Olof performs as both DJ Coolof and Oni Ayhun.

==Discography==

- The Knife (2001)
- Deep Cuts (2003)
- Silent Shout (2006)
- Tomorrow, in a Year (with Mt. Sims and Planningtorock) (2010)
- Shaking the Habitual (2013)

==Tours==
The Knife initially did not play live shows, until 8 February 2005 when they played a show at the Institute of Contemporary Arts in London consisting of a screening of When I Found the Knife by Andreas Nilsson and performances of "Heartbeats", "You Take My Breath Away" and "You Make Me Like Charity".

- Silent Shout Tour
- Shaking the Habitual Tour

==Awards==

| Award | Year | Nominee(s) | Category | Result | Ref. |
|---|---|---|---|---|---|
| MTV Europe Music Awards | 2006 | The Knife | Best Swedish Act | Nominated |  |
| mtvU Woodie Awards | 2007 | The Knife | Left Field Woodie | Nominated |  |

Year: Awards; Category
2003: Nöjesguiden's Stockholm Award; Music Category
Swedish Hit Music Awards: Best Video for "Heartbeats"
Swedish National Radio P3 Gold: Group of the Year
Grammis: Pop Group of the Year
2004: Manifest Awards; Pop Rock
Scandinavian Alternative Music Awards (SAMA): Song of the Year for "Heartbeats"
2006: Pitchfork Media; Album of the Year
Manifest Awards: Dance/House Techno of the Year
Live Performers of the Year
2007: Swedish National Radio P3 Gold; Group of the Year
Dance of the Year
Grammis: Artist of the Year
Pop Album of the Year for Silent Shout
Songwriters of the Year
Pop Producers of the Year
Music-DVD of the Year for Silent Shout: An Audiovisual Experience
Pop Group of the Year
SAMA: Song of the Year for "Marble House"
Album of the Year for Silent Shout
2013: Nordic Music Prize; Best Nordic Album of the Year for Shaking the Habitual

==Television and film uses==
The song "We Share Our Mothers' Health" was featured in the ABC series Ugly Betty, as well as an episode of CSI: NY. In August 2007, "Heartbeats" was featured in an episode of the HBO series Entourage, and was later used in an episode of the HBO series Girls.
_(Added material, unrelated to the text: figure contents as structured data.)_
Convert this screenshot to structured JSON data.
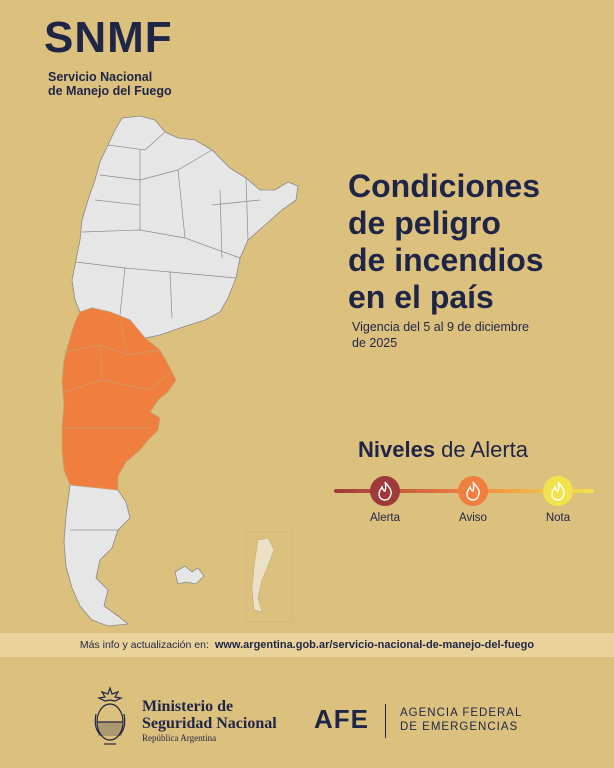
{
  "brand": {
    "acronym": "SNMF",
    "full_name_line1": "Servicio Nacional",
    "full_name_line2": "de Manejo del Fuego"
  },
  "headline": {
    "line1": "Condiciones",
    "line2": "de peligro",
    "line3": "de incendios",
    "line4": "en el país"
  },
  "validity": {
    "line1": "Vigencia del 5 al 9 de diciembre",
    "line2": "de 2025"
  },
  "legend": {
    "title_bold": "Niveles",
    "title_rest": " de Alerta",
    "levels": [
      {
        "label": "Alerta",
        "color": "#9e3a3a",
        "icon": "flame-icon"
      },
      {
        "label": "Aviso",
        "color": "#f07f3f",
        "icon": "flame-icon"
      },
      {
        "label": "Nota",
        "color": "#f2e34d",
        "icon": "flame-icon"
      }
    ]
  },
  "map": {
    "base_color": "#e6e6e6",
    "affected_color": "#f07f3f",
    "affected_level": "Aviso"
  },
  "info": {
    "prefix": "Más info y actualización en:",
    "url": "www.argentina.gob.ar/servicio-nacional-de-manejo-del-fuego"
  },
  "footer": {
    "ministry_line1": "Ministerio de",
    "ministry_line2": "Seguridad Nacional",
    "ministry_line3": "República Argentina",
    "afe_acronym": "AFE",
    "afe_line1": "AGENCIA FEDERAL",
    "afe_line2": "DE EMERGENCIAS"
  }
}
The song "Wrap Your Arms Around Me" was used in the closing scene and credits of the episode "The Bridge" in the 2017 first season of Hulu's The Handmaid's Tale.
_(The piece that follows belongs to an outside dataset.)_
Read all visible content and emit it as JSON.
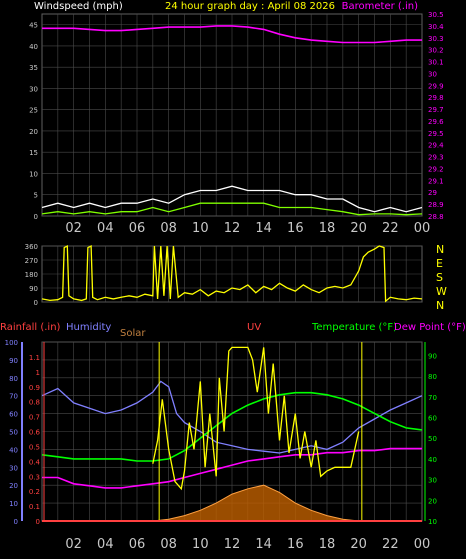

Their song "Pass This On" was used in the 2010 drama film Heartbeats by Quebec director Xavier Dolan. "Pass This On" was also used in the 2011 drama Elles by Polish director Małgorzata Szumowska and in the 2013 thriller Magic Magic by Chilean director Sebastián Silva, which opens with Canadian actor Michael Cera singing along to the song. The documentary film The Jeffrey Dahmer Files (2012) used the song "Still Light" during the closing credits. The 2014 documentary Dior and I uses an instrumental of "Silent Shout" during an atelier montage sequence.